Reicher, Haslam, and Rath’s describe the five steps in which violence against outgroups becomes justifiable for ingroups. “The five steps are: (i) Identification, the construction of an ingroup; (ii) Exclusion, the definition of targets as external to the ingroup; (iii) Threat, the representation of these targets as endangering ingroup identity; (iv) Virtue, the championing of the ingroup as (uniquely) good; and (v) Celebration, embracing the eradication of the outgroup as necessary to the defence of virtue.” (p.1313).

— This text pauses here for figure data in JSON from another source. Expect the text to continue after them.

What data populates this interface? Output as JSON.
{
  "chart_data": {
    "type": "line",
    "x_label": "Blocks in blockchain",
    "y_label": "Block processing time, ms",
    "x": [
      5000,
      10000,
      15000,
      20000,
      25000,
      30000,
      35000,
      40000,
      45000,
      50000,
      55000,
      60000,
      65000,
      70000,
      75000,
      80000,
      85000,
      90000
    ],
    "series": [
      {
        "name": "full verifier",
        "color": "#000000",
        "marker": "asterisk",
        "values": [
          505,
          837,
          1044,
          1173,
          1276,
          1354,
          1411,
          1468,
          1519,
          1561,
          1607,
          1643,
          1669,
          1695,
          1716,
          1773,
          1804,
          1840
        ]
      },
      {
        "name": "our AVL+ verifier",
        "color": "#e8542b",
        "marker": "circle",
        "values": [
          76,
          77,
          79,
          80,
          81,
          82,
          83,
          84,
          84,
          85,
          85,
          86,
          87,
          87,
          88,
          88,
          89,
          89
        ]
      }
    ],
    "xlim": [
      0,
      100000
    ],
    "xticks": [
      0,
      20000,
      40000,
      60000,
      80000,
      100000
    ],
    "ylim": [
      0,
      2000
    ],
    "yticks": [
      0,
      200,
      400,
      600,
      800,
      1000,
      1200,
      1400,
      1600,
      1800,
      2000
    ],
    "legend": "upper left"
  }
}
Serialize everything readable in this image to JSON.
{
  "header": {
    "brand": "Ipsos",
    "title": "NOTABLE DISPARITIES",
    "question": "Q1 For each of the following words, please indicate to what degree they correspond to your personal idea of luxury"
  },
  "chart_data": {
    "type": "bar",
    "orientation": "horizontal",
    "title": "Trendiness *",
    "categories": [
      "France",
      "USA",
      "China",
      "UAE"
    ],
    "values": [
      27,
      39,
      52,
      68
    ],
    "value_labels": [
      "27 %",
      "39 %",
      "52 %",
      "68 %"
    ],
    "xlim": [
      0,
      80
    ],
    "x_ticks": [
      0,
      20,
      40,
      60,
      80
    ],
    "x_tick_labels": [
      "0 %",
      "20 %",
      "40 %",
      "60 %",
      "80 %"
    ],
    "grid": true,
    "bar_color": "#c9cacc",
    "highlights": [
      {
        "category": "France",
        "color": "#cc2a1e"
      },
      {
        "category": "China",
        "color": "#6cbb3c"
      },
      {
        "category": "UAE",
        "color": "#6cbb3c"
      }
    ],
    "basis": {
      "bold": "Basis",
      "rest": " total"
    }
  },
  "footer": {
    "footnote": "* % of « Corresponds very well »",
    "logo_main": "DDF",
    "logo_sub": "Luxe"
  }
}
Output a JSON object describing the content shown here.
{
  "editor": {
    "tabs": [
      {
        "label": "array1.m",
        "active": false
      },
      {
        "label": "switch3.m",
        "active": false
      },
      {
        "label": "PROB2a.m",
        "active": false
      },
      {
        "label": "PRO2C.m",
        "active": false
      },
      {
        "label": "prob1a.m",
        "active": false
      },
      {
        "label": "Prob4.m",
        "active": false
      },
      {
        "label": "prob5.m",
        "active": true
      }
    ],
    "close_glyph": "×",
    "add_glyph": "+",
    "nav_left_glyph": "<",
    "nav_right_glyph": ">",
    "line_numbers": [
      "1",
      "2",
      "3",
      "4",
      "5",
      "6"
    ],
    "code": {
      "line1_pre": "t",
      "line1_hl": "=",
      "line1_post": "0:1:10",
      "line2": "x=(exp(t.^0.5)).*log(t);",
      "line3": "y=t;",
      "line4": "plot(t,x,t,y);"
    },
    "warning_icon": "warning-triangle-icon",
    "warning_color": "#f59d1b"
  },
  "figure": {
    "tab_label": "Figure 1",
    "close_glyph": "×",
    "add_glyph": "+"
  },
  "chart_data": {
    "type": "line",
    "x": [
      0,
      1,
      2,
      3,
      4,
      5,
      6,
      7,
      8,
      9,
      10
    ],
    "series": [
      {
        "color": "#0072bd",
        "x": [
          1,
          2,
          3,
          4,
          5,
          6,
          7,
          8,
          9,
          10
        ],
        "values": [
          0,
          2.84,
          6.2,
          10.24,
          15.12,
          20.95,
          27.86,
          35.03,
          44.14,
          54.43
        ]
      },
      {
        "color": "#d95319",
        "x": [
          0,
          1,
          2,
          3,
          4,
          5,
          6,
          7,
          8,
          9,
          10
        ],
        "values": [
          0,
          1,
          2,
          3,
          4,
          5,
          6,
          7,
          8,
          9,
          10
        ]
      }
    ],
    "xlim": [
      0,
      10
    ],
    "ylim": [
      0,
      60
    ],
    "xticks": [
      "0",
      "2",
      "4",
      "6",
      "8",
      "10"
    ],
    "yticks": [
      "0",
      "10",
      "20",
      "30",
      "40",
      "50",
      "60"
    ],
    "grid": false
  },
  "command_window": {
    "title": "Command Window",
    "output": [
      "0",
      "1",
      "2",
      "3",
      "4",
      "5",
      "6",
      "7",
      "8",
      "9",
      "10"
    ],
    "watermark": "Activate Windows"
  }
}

So, how is this relevant to the present? The parallels are striking, to say the least. Maybe unwittingly, the development of the populist movements of Europe is following the steps mentioned above. The ‘ingroup’ is constructed by referring to themselves as ‘the people’, and excluding those who do not adhere, labelling them ‘elites’, ‘self-haters’, ‘traitors’ and so on. The outgroup is identified as migrants, and ‘Muslims’ in particular, who are subsequently homogenized and generalized as fundamentally incompatible with Western values. This outgroup is depicted as a general threat to the ingroup, on various societal terrains, while the ‘own’ culture (generally an idealized and romanticized, nostalgic version of that culture) is uncritically presented as good. Finally, if one has the stomach to descend into the pits of various populist right wing social media channels, one will find that the calls for a violent ‘cleansing’ are already being dispersed without any inhibition.

This article has no intention of labelling people or scaremongering. However, our knowledge of how social identity works and to what it can lead is quite clear. Recently, a Dutch sports journalist, Johan Derksen, argued that allowing too many kids of Moroccan descent to amateur football clubs, would be detrimental for those clubs. Even if we ignore the obvious discriminatory aspects of that remark, it is indicative of why Europe hasn’t been able to integrate their migrant populations. Why would a child that is born and raised in the Netherlands be called a Moroccan? Why would his failings be attributed to his descent, and not for instance to the inability of society to help him succeed? Why would PEGIDA be angry when confronted with pictures of non-white children (who incidentally contributed to a German World Championship of football)? If politicians from moderate parties want to know what they can do against xenophobic populism: define nationhood as civic and not ethnical, It’s not that difficult, really.

Reicher, S., Haslam, S. A., & Rath, R. (2008). Making a virtue of evil: A five‐step social identity model of the development of collective hate. Social and Personality Psychology Compass, 2(3), 1313-1344.